Relocating to Greece? Why Greece Is Back on the Radar of International HNWIs

February 2026 /

Greece has quietly repositioned itself as one of Europe’s most attractive destinations for high-net-worth individuals, entrepreneurs, retirees and internationally mobile families.

Beyond lifestyle considerations — climate, safety, culture and quality of life — Greece has implemented a series of competitive tax regimes specifically designed to attract new profiles of tax residents. These regimes position Greece as a legitimate alternative to traditional hubs such as Portugal, Italy or even Switzerland.

However, a successful relocation requires careful preparation, especially when leaving countries such as France, Belgium or the United Kingdom, and usually maintaining assets or income streams in those jurisdictions.

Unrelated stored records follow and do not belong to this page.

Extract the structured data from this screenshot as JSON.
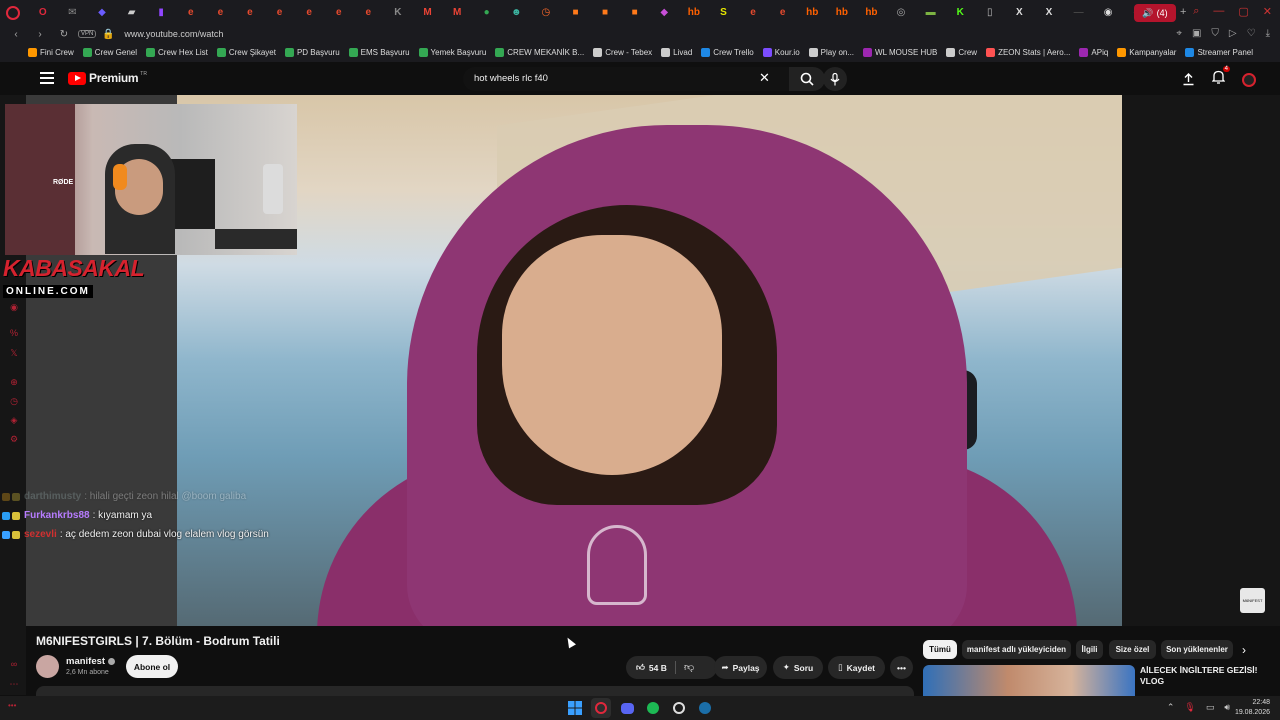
{
  "browser": {
    "url": "www.youtube.com/watch",
    "vpn_label": "VPN",
    "active_tab_badge": "(4)",
    "tab_icons": [
      {
        "icon": "opera-icon",
        "color": "#e0283c",
        "glyph": "O"
      },
      {
        "icon": "mail-icon",
        "color": "#888888",
        "glyph": "✉"
      },
      {
        "icon": "shield-icon",
        "color": "#6a5cff",
        "glyph": "◆"
      },
      {
        "icon": "dev-icon",
        "color": "#cccccc",
        "glyph": "▰"
      },
      {
        "icon": "twitch-icon",
        "color": "#9146ff",
        "glyph": "▮"
      },
      {
        "icon": "e-icon",
        "color": "#e64a2e",
        "glyph": "e"
      },
      {
        "icon": "e-icon",
        "color": "#e64a2e",
        "glyph": "e"
      },
      {
        "icon": "e-icon",
        "color": "#e64a2e",
        "glyph": "e"
      },
      {
        "icon": "e-icon",
        "color": "#e64a2e",
        "glyph": "e"
      },
      {
        "icon": "e-icon",
        "color": "#e64a2e",
        "glyph": "e"
      },
      {
        "icon": "e-icon",
        "color": "#e64a2e",
        "glyph": "e"
      },
      {
        "icon": "e-icon",
        "color": "#e64a2e",
        "glyph": "e"
      },
      {
        "icon": "k-icon",
        "color": "#888888",
        "glyph": "K"
      },
      {
        "icon": "gmail-icon",
        "color": "#ea4335",
        "glyph": "M"
      },
      {
        "icon": "gmail-icon",
        "color": "#ea4335",
        "glyph": "M"
      },
      {
        "icon": "green-icon",
        "color": "#34a853",
        "glyph": "●"
      },
      {
        "icon": "game-icon",
        "color": "#3cb4a0",
        "glyph": "☻"
      },
      {
        "icon": "clock-icon",
        "color": "#ff6a2a",
        "glyph": "◷"
      },
      {
        "icon": "orange-icon",
        "color": "#ff7a1a",
        "glyph": "■"
      },
      {
        "icon": "orange-icon",
        "color": "#ff7a1a",
        "glyph": "■"
      },
      {
        "icon": "orange-icon",
        "color": "#ff7a1a",
        "glyph": "■"
      },
      {
        "icon": "pink-icon",
        "color": "#c84fd8",
        "glyph": "◆"
      },
      {
        "icon": "hb-icon",
        "color": "#ff6000",
        "glyph": "hb"
      },
      {
        "icon": "s-icon",
        "color": "#e6e600",
        "glyph": "S"
      },
      {
        "icon": "e-icon",
        "color": "#e64a2e",
        "glyph": "e"
      },
      {
        "icon": "e-icon",
        "color": "#e64a2e",
        "glyph": "e"
      },
      {
        "icon": "hb-icon",
        "color": "#ff6000",
        "glyph": "hb"
      },
      {
        "icon": "hb-icon",
        "color": "#ff6000",
        "glyph": "hb"
      },
      {
        "icon": "hb-icon",
        "color": "#ff6000",
        "glyph": "hb"
      },
      {
        "icon": "globe-icon",
        "color": "#aaaaaa",
        "glyph": "◎"
      },
      {
        "icon": "bar-icon",
        "color": "#7cb342",
        "glyph": "▬"
      },
      {
        "icon": "kick-icon",
        "color": "#53fc18",
        "glyph": "K"
      },
      {
        "icon": "doc-icon",
        "color": "#bbbbbb",
        "glyph": "▯"
      },
      {
        "icon": "x-icon",
        "color": "#dddddd",
        "glyph": "X"
      },
      {
        "icon": "x-icon",
        "color": "#dddddd",
        "glyph": "X"
      },
      {
        "icon": "dash-icon",
        "color": "#444444",
        "glyph": "—"
      },
      {
        "icon": "chrome-icon",
        "color": "#dddddd",
        "glyph": "◉"
      },
      {
        "icon": "chrome-icon",
        "color": "#dddddd",
        "glyph": "◉"
      }
    ],
    "bookmarks": [
      {
        "label": "Fini Crew",
        "color": "#ff9800"
      },
      {
        "label": "Crew Genel",
        "color": "#34a853"
      },
      {
        "label": "Crew Hex List",
        "color": "#34a853"
      },
      {
        "label": "Crew Şikayet",
        "color": "#34a853"
      },
      {
        "label": "PD Başvuru",
        "color": "#34a853"
      },
      {
        "label": "EMS Başvuru",
        "color": "#34a853"
      },
      {
        "label": "Yemek Başvuru",
        "color": "#34a853"
      },
      {
        "label": "CREW MEKANİK B...",
        "color": "#34a853"
      },
      {
        "label": "Crew - Tebex",
        "color": "#cccccc"
      },
      {
        "label": "Livad",
        "color": "#cccccc"
      },
      {
        "label": "Crew Trello",
        "color": "#1e88e5"
      },
      {
        "label": "Kour.io",
        "color": "#7c4dff"
      },
      {
        "label": "Play on...",
        "color": "#cccccc"
      },
      {
        "label": "WL MOUSE HUB",
        "color": "#9c27b0"
      },
      {
        "label": "Crew",
        "color": "#cccccc"
      },
      {
        "label": "ZEON Stats | Aero...",
        "color": "#ff5252"
      },
      {
        "label": "APiq",
        "color": "#9c27b0"
      },
      {
        "label": "Kampanyalar",
        "color": "#ff9800"
      },
      {
        "label": "Streamer Panel",
        "color": "#1e88e5"
      }
    ]
  },
  "youtube": {
    "logo_text": "Premium",
    "logo_region": "TR",
    "search_query": "hot wheels rlc f40",
    "notifications_count": "4",
    "video": {
      "title": "M6NIFESTGIRLS | 7. Bölüm - Bodrum Tatili",
      "watermark": "M6NIFEST"
    },
    "channel": {
      "name": "manifest",
      "subscribers": "2,6 Mn abone",
      "subscribe_label": "Abone ol"
    },
    "actions": {
      "likes": "54 B",
      "share": "Paylaş",
      "ask": "Soru",
      "save": "Kaydet"
    },
    "chips": [
      "Tümü",
      "manifest adlı yükleyiciden",
      "İlgili",
      "Size özel",
      "Son yüklenenler"
    ],
    "recommendation": {
      "title": "AİLECEK İNGİLTERE GEZİSİ! VLOG"
    }
  },
  "stream_overlay": {
    "logo_top": "KABASAKAL",
    "logo_bottom": "ONLINE.COM",
    "mic_brand": "RØDE",
    "chat": [
      {
        "user": "darthimusty",
        "message": ": hilali geçti zeon hilal @boom galiba",
        "color": "#8fa3a3",
        "faded": true
      },
      {
        "user": "Furkankrbs88",
        "message": ": kıyamam ya",
        "color": "#b77cff",
        "faded": false
      },
      {
        "user": "sezevli",
        "message": ": aç dedem zeon dubai vlog elalem vlog görsün",
        "color": "#d13030",
        "faded": false
      }
    ]
  },
  "taskbar": {
    "time": "22:48",
    "date": "19.08.2026"
  }
}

1. Key Greek Tax Regimes for New Tax Residents

1.1 The Non-Dom copycat Regime (€100,000 annual Flat Tax)
Greece offers a special tax regime for individuals transferring their tax residence to Greece, under which foreign-source income is subject to an annual flat tax of €100,000, regardless of the amount earned. The regime is valid for up to 15 years and can be extended to family members.

This regime is particularly attractive for ultra-high-net-worth individuals with diversified international income streams.

Key features:

  • Applies to all foreign income (dividends, interest, capital gains, business income, etc.) with no limited amount ;
  • No obligation to declare foreign income in detail for Greek tax purposes ;
  • Greek-source income remains taxed under standard Greek rules ;
  • Option to extend the regime to close family members for an additional €20,000 per person ;
  • Valid for up to 15 years.

1.2 The Pensioners’ Regime (7% Flat Tax)
Foreign retirees may benefit from a 7% flat tax on all foreign-source pension income for a duration of 15 years (with tax residence transfer from a country with which Greece has an exchange-of-information agreement).

This regime is often compared favorably with Portuguese’s former NHR system.

1.3 Regime for Employees and Self-Employed Professionals
New residents working in Greece may benefit from a 50% exemption on employment or professional income earned in Greece for seven years.

The income from business activity by individuals (freelancers or sole-trader businesses) is subject to income tax in Greece up to 44%.

2. Points of Attention Prior Moving to Greece

Greek tax residency is generally established if:

  • The individual spends more than 183 days per year in Greece ; or
  • Greece becomes the individual’s center of vital interests.

In practice, tax authorities increasingly look beyond day counting and merely focus on substance such as:

  • Family location ;
  • Business interests ;
  • Banking relationships ;
  • Real estate ownership ;

Greece does not impose a net wealth tax, however it does require Declaration of Greek real estate (ENFIA property tax) and Reporting of Greek bank accounts and income.

3. Country of Departure: Key Exit Considerations

A poorly prepared move may lead to dual residency disputes and costly tax bills.

3.1 France: Exit tax, continued residency risk, and inheritance tax considerations

Main points of attention are:

  • Exit tax on substantial shareholdings 
  • Risk of continued French tax residency if:
    • Siblings remains in France, or
    • Core economic interests are retained
  • French-source income (real estate, business income, dividends) remains taxable in France under domestic law subject to non-double tax treaties.
  • French inheritance and gift tax exposure may arise, depending on domicile rules (situs of assets, domicile of heirs and beneficiaries).

Again, careful timing and restructuring prior to departure are paramount to secure wealth transfer to next generation


3.2 Belgium: potential exit tax, scrutiny on artificial relocations and inheritance exposure

Belgium does not levy a general exit tax on individuals, but tax exposure must be considered with regard to:

  • Taxation of latent capital gains in certain professional structures ;
  • Continued taxation of Belgian-source income ;
  • Scrutiny of “artificial” relocations, particularly where financial or professional activities remain in Belgium ; and last but not least
  • Potential taxation under the Cayman Tax where the founder of a qualifying legal structure leaves Belgium.

Belgian inheritance tax exposure may also survive relocation depending on asset location and domicile of the deceased.


3.3. United Kingdom: Statutory Residence Test, temporary non-residence rules, and inheritance tax residency issues

Key points of consideration include:

  • Statutory Residence Test and split-year treatment which can be complex to navigate through 
  • Temporary non-residence rules (anti-avoidance)
  • Ongoing UK taxation of UK real estate income and gains
  • Reform of carried interest with ongoing UK taxation for those connected to the UK ; and last but not least
  • Inheritance tax exposure, which can survive after departure considering the new UK10/20 tax tail rule.

The interaction with new UK inheritance rules and Greek tax residency requires special attention.

Conclusion

Greece offers one of the most competitive tax frameworks in Europe for new residents, but relocation must be strategic, not opportunistic. Proper exit planning, asset structuring and succession planning are key to long-term success.  Also Visa entry rules must be highlighted for non-EU citizens.